Greek archaeologist and first General Keeper of Antiquities
Kyriakos Pittakis dedicated his life to the preservation of Greek Antiquities.
His most important fait d'armes is very telling of his love for the story of his country: in 1821, when the Turks took control of the Acropolis and started taking it down to turn the lead clamps into bullets, he was among the Greek soldiers who chose to send bullets to the enemy rather than seeing the monument destroyed.
After preserving the Acropolis, he restored the Erechtheion, the temple on the North side of the Acropolis and the Lion Gate in Mycenae.
Despite being criticised for his lack of formal architectural or archaeological education, he was the first General Keeper of Antiquities.

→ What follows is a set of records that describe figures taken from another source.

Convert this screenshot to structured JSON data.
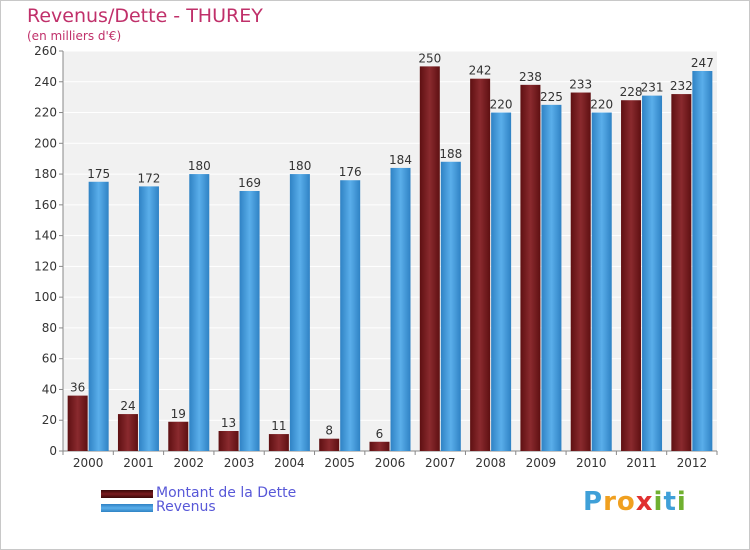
{
  "title": "Revenus/Dette - THUREY",
  "subtitle": "(en milliers d'€)",
  "legend": {
    "items": [
      {
        "label": "Montant de la Dette",
        "color": "#7a1b1f"
      },
      {
        "label": "Revenus",
        "color": "#3a95d8"
      }
    ],
    "placement": "bottom-left"
  },
  "logo": {
    "letters": [
      "P",
      "r",
      "o",
      "x",
      "i",
      "t",
      "i"
    ],
    "colors": [
      "#3fa0d8",
      "#f0a020",
      "#f0a020",
      "#e03030",
      "#70b030",
      "#3fa0d8",
      "#70b030"
    ]
  },
  "colors": {
    "dette": "#7a1b1f",
    "revenus": "#3a95d8",
    "plot_bg": "#f1f1f1",
    "grid": "#ffffff",
    "text_accent": "#c0306a"
  },
  "chart_data": {
    "type": "bar",
    "title": "Revenus/Dette - THUREY",
    "ylabel": "(en milliers d'€)",
    "categories": [
      "2000",
      "2001",
      "2002",
      "2003",
      "2004",
      "2005",
      "2006",
      "2007",
      "2008",
      "2009",
      "2010",
      "2011",
      "2012"
    ],
    "series": [
      {
        "name": "Montant de la Dette",
        "values": [
          36,
          24,
          19,
          13,
          11,
          8,
          6,
          250,
          242,
          238,
          233,
          228,
          232
        ]
      },
      {
        "name": "Revenus",
        "values": [
          175,
          172,
          180,
          169,
          180,
          176,
          184,
          188,
          220,
          225,
          220,
          231,
          247
        ]
      }
    ],
    "ylim": [
      0,
      260
    ],
    "yticks": [
      0,
      20,
      40,
      60,
      80,
      100,
      120,
      140,
      160,
      180,
      200,
      220,
      240,
      260
    ],
    "grid": true,
    "legend_position": "bottom-left"
  }
}
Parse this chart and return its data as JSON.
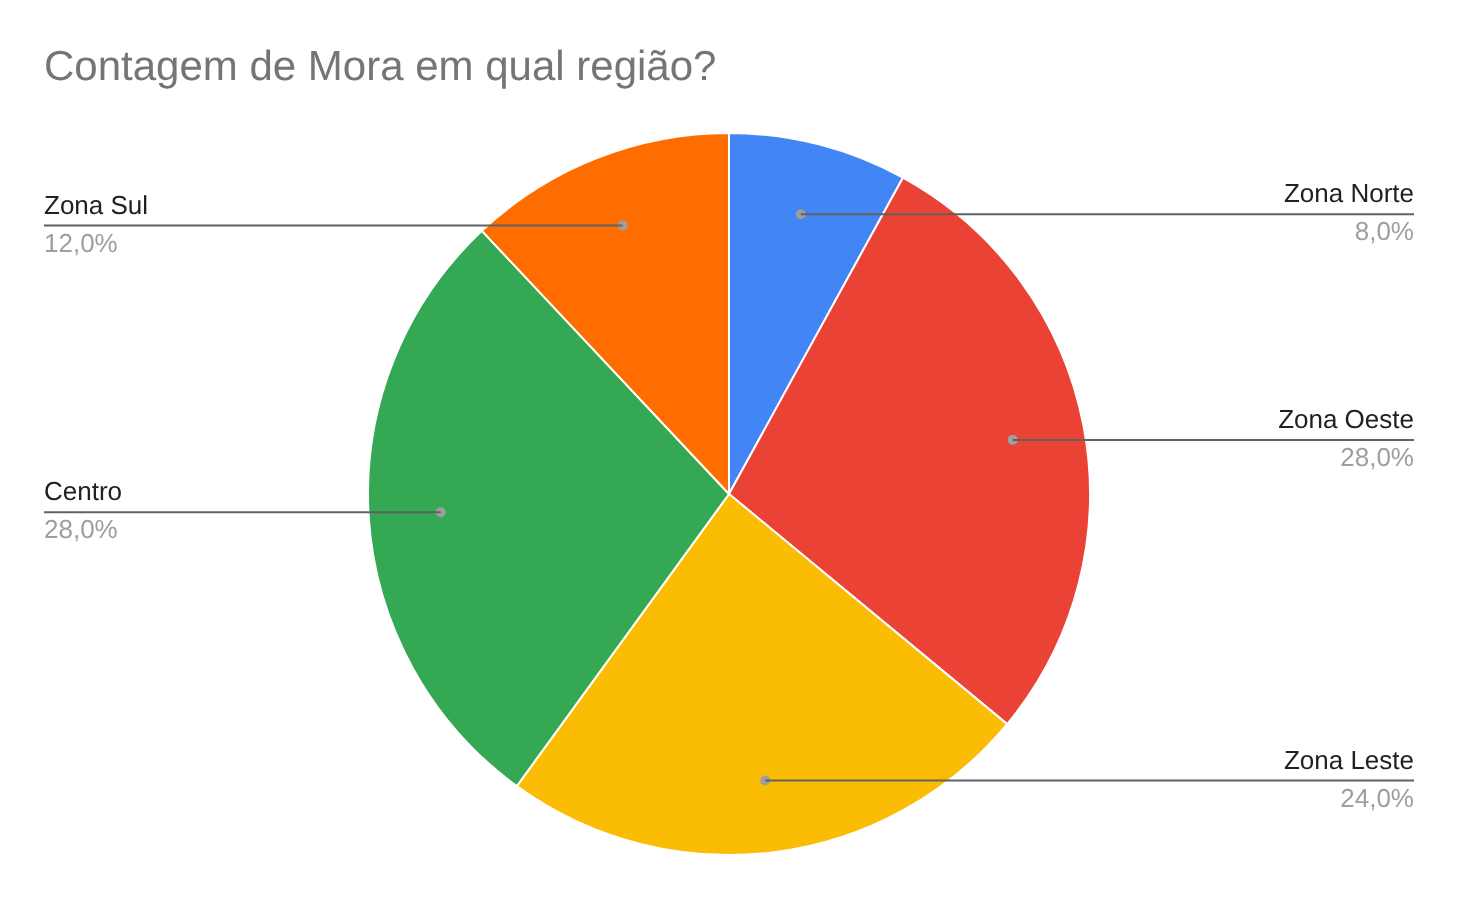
{
  "chart_data": {
    "type": "pie",
    "title": "Contagem de Mora em qual região?",
    "categories": [
      "Zona Norte",
      "Zona Oeste",
      "Zona Leste",
      "Centro",
      "Zona Sul"
    ],
    "values": [
      8,
      28,
      24,
      28,
      12
    ],
    "value_labels": [
      "8,0%",
      "28,0%",
      "24,0%",
      "28,0%",
      "12,0%"
    ],
    "colors": [
      "#4285f4",
      "#ea4335",
      "#fbbc04",
      "#34a853",
      "#ff6d01"
    ],
    "legend": false
  }
}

A Caryatid (‘maiden of Karyai’, an ancient town in Peloponnese) is an architectural element in form of female statue whose function is to support on its head an entablature (superstructure of mouldings and bands).
On the Acropolis of Athens, 6 marble Caryatids formed the southern porch of the Erechtheion, a temple dedicated to the legendary Greek hero Erechthonios. None of the Caryatids went destroyed or lost; today 5 of them are in the New Acropolis Museum of Athens and 1, which stood second from the left on the front of the porch, is in the British Museum of London.